On Sunday, the Liberty Times (Taipei Times’ sister newspaper) published an article by a teacher, Lee Yi-nung (黎亦農) titled: “Reflections on high-school boys putting together groups to support McDonald’s.”
The response piece is related to a story from last month about several male high-school students, many of whom attend the elite Taipei Municipal Jianguo High School, making misogynistic comments online mocking the suicide of a female employee of a Shilin District (士林) branch of McDonald’s after she was allegedly sexually assaulted by her manager for more than one year.
Lee made the point that a small number of male high-school students’ bad behavior “being self-centered and lacking compassion” has roots in the intellectual axis of the nation’s “new curriculum,” but this is unfounded.
The same crop of rice nourishes an entire populace. We do not need to put the blame for all of society’s ills at the foot of our national education curriculum.
Education could reduce the need for prison cells, but it could only do so up to a point — it cannot render them redundant. Neither could an open and democratic society extinguish the lack of compassion through the malicious words and deeds of a minority of people — it could only use education to steer mindsets toward fairness and justice.
Hopefully, these students, through their schooling and social discourse, have received a profoundly reflective lesson on women’s equality after the uproar surrounding their behavior.

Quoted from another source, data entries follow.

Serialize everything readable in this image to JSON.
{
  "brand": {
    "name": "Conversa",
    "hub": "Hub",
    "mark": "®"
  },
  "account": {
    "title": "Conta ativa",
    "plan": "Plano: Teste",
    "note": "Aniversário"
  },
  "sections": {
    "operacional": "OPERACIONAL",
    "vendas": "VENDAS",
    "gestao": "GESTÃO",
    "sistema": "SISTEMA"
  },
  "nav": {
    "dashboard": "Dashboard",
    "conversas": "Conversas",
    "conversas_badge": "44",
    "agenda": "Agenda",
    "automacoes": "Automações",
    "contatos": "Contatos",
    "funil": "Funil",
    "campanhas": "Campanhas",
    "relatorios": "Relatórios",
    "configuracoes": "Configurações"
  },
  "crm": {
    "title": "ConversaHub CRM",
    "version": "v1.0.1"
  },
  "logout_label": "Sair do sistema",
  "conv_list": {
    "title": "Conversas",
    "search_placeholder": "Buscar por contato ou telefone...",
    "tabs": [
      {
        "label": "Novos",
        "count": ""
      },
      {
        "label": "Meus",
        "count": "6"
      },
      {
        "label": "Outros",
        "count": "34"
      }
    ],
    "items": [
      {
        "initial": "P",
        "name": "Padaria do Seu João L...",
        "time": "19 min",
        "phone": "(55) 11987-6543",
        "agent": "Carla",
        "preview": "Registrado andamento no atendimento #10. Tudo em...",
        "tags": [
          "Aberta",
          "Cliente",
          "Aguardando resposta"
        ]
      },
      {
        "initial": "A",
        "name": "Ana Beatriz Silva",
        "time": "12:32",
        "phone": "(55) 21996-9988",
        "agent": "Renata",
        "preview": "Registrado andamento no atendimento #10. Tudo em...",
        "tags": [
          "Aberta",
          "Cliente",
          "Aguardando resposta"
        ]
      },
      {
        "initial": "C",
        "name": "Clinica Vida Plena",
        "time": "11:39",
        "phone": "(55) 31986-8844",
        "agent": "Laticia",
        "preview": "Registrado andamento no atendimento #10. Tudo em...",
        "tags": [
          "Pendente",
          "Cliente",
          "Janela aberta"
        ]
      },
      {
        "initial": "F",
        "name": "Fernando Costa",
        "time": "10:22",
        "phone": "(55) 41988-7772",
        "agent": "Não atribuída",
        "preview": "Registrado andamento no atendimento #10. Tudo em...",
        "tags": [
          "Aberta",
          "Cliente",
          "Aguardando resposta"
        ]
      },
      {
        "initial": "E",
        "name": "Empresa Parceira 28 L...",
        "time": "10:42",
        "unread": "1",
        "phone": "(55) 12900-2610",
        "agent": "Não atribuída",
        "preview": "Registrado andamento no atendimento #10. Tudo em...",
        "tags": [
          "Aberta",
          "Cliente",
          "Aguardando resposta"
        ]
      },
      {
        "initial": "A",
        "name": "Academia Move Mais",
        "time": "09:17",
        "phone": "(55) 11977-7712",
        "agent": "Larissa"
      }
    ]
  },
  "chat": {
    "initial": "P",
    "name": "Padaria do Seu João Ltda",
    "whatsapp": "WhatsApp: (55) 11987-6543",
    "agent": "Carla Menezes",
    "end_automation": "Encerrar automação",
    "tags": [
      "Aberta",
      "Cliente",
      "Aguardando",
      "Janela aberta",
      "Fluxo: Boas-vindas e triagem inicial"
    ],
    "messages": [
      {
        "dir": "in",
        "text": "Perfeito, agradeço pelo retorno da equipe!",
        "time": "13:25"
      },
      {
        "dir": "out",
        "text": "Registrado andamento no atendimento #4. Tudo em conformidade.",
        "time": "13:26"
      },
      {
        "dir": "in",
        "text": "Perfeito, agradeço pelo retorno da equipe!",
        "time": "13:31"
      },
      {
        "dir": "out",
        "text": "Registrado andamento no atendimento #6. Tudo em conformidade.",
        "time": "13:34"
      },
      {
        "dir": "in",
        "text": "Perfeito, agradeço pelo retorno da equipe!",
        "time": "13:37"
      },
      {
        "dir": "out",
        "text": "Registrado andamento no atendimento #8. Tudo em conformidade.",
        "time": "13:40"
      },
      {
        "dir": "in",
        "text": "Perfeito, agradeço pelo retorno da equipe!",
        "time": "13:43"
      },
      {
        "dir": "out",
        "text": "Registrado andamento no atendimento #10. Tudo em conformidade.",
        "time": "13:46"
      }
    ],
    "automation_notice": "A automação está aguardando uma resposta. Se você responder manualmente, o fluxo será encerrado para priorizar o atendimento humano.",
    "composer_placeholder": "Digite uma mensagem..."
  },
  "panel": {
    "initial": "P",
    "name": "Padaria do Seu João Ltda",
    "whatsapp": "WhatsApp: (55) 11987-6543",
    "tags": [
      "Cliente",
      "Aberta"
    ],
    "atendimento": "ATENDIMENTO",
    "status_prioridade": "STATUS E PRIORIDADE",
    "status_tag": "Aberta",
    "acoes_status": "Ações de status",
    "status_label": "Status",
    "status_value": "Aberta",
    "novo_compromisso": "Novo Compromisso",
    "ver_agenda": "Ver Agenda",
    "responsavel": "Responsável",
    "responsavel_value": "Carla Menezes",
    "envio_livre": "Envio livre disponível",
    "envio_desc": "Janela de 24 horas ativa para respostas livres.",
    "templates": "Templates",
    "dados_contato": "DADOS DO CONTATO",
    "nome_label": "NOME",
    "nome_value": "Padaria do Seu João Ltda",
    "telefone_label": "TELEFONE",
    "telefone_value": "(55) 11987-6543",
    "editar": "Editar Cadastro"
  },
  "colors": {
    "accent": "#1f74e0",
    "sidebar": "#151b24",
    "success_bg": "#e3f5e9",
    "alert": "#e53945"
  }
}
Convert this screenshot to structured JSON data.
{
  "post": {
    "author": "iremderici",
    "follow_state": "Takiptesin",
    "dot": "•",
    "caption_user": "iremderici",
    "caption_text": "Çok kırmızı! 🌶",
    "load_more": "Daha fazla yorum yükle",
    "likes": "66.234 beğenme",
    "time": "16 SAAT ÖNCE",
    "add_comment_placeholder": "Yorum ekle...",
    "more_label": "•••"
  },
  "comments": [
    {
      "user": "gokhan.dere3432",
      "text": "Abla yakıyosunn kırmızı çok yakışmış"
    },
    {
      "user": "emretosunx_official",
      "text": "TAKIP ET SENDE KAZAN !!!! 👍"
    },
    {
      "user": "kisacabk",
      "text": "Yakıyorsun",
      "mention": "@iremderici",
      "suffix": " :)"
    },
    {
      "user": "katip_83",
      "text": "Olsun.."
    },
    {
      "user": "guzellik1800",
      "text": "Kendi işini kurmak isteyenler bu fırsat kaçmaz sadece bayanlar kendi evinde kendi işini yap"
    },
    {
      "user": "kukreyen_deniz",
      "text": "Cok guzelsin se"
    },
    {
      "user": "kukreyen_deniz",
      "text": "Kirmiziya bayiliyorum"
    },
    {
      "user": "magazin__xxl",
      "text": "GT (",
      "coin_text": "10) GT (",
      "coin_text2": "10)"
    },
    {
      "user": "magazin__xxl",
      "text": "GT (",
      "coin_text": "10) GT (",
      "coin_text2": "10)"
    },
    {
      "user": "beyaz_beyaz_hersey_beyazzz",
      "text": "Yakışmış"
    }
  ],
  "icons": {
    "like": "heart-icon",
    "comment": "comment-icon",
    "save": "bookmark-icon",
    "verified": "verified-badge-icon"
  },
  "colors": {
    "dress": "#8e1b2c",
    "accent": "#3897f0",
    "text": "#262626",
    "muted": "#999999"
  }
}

The progression of our technological development, paired with differing opinions from our democratic society’s diverse ecosystem of information and a flourishing online world, have formed caustic communities with speech and behavior that evince a severe lack of civic, socially beneficial and constructive personal conduct. It is not surprising that such commentary keeps coming to light. This is not a curriculum issue.
This incident is not the only example. Former Taipei mayor Ko Wen-je (柯文哲) is alleged to have verbally abused female representatives, and a cohort from the same school’s alumni association had allegedly posted an image of a “menu” consisting of 30 “dishes” with culinary names that objectified women.
That such behavior could come from students with some of the highest ranking scores on the nation’s standardized tests and who successfully reach the highest institutions of secondary education is evidence that their behavior has nothing to do with schools or education.
The problem is rooted in the cultivation of personal values and upbringing. When a high-school student exhibits behavior that shows such a lack of compassion or empathy, the matter boils down to how that individual was raised or influenced by family members and their living environment.
Caustic Internet commentators and online trolls pursue speech and behavior that runs counter to the mainstream because they want attention.
Regardless of these students’ vaunted educational pedigrees at elite institutions, they cannot avoid the reach of our fair and just society, with its unequivocal and overwhelming response that forces them to reckon with where exactly they went wrong.
From the sincere public apology by the administrations of the schools involved in this incident and the alumni who created that misogynistic “menu,” to the strong critical response from public discourse, at least one facet of the online community inhabited by Taiwan’s diverse society still possesses the capacity to hold social fairness and justice in high regard.
Liu Shih-ming is an adjunct associate professor at the National Taipei University of Education’s Graduate School of Taiwanese Culture.